Sömürgecilik dünyada bitmedi, şekil değiştirerek devam ediyor. Sömüren ve sömürülen ülkelerin hafızaları bile çok taze. Tarihi gerçekleri manipüle etme gayretleri ise sömürülen mazlum milletler nezdinde beyhude çabadan öteye geçmiyor. Son dönemde Fransa’nın Cezayir’e karşı takındığı tavır ve aldığı tepki tam da bununla ilgili. Sömürgecilik geçmişi olan özellikle batılı ülkelerin “kendinden olmayana” karşı bakış açısını da gösteren bir örneğe geçen hafta şahit olduk.

Fransa Cumhurbaşkanı Macron, Fransız sömürge döneminden önce Cezayir’de bir ulus olup olmadığı sorusunu sorarak kendi sömürge dönemlerinin Cezayir’in bir millet olmasına yaptığı katkıdan bahsetti. Fransız sömürge dönemi öncesinde Cezayir’in bir ulus olmadığını söyleyerek Cezayir resmi tarihinin gerçeklere dayanmamasından duyduğu üzüntüyü dile getirdi. Macron’un en büyük rahatsızlığı ise Cezayir resmi tarihinin Fransa’ya karşı nefret dolu söylemlerle dolu olmasıydı.
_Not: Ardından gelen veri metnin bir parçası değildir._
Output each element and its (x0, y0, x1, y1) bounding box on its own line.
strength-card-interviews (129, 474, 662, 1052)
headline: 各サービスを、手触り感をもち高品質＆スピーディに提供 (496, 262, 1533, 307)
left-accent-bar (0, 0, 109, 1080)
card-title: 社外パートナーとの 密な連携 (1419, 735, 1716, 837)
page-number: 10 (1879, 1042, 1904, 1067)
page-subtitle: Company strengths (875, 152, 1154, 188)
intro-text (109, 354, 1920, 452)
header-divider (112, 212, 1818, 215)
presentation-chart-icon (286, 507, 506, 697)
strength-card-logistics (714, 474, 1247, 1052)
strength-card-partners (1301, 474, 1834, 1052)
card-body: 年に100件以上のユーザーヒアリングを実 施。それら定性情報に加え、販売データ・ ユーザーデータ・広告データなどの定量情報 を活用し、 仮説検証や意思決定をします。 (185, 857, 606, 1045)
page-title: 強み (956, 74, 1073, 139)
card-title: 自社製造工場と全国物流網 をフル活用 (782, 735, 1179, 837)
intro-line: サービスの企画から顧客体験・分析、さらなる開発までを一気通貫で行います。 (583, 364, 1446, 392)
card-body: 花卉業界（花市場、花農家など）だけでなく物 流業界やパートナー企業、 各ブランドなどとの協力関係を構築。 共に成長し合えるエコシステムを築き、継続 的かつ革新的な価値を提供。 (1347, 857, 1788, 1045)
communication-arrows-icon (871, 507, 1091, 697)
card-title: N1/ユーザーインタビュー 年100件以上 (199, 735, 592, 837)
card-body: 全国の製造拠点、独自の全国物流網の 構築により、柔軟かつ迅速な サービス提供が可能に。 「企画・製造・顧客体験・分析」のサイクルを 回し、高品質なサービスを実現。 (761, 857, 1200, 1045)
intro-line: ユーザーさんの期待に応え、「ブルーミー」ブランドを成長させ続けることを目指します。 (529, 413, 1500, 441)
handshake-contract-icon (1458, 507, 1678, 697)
Bu aşağılayıcı ifadelere tepki olarak Cezayir ise Fransız uçaklarının sürekli kullanmış oldukları hava sahasını kapatma kararı aldı, ayrıca Fransa’dan büyükelçisini de geri çağırdı. Yine Cezayir Cumhurbaşkanlığı ve devlet televizyonundan yapılan açıklamada “1830-1962 yılları arasında Fransız sömürgeciliğine karşı yiğit bir direnişle kendilerini feda eden 5 milyon 630 bin şehidin anısına kabul edilemez bir hakarettir” ifadeleri kullanılarak Macron’un sözlerinden duyulan rahatsızlık dile getirildi. Bunun yanında Cezayir’in içişlerine hiçbir dış müdahalenin kabul edilemeyeceği deklare edildi.   

Cezayir ile yaşanan diplomatik gerilimin yakın zamanda yatışmasını umduğunu belirten Macron’u yapmış olduğu açıklamalara sevk eden aslında tamamen iç politika ile ilgiliydi. Macron, Nisan 2022’deki Fransa Cumhurbaşkanlığı seçimlerine hazırlanıyor. Özellikle son Fransız kamuoyu yoklamalarında sağcı adayların oy oranlarının yükselmiş olması Macron’un bugünkü tavrında belirleyici rol oynadı. Sağ akımın yükselişini oya tahvil etmek isteyen Macron, vatandaşlarının yüzde sekizini oluşturan Cezayir kökenli oy potansiyelini ise ihmal ediyor. Bu tavrın sonuçları elbette 2022 yılında görülecektir.  

İki devlet arasındaki gerginliği tırmandıran başka bir mesele de vizeler ile ilgili. Macron’un açıklamalarından kısa bir süre önce Fransa’nın Kuzey Afrika ülkelerine yönelik vize kısıtlaması getireceği haberleri diplomatik çatışmaların büyüyeceği sinyalini zaten vermişti.

Fransa Cumhurbaşkanı, Cezayir’i hala kendi sömürgesi olarak gördüğünden olsa gerek ki Cezayir halkına karşı aşağılayıcı ifadeler kullanma hakkını kendinde görüyor. Sonuç itibariyle sömürgecilik üzerinden çok uzun yıllar geçmiş olsa bile bu zihniyetin aslında çok da değişmediğini bu yaşananlardan gözlemleyebiliyoruz.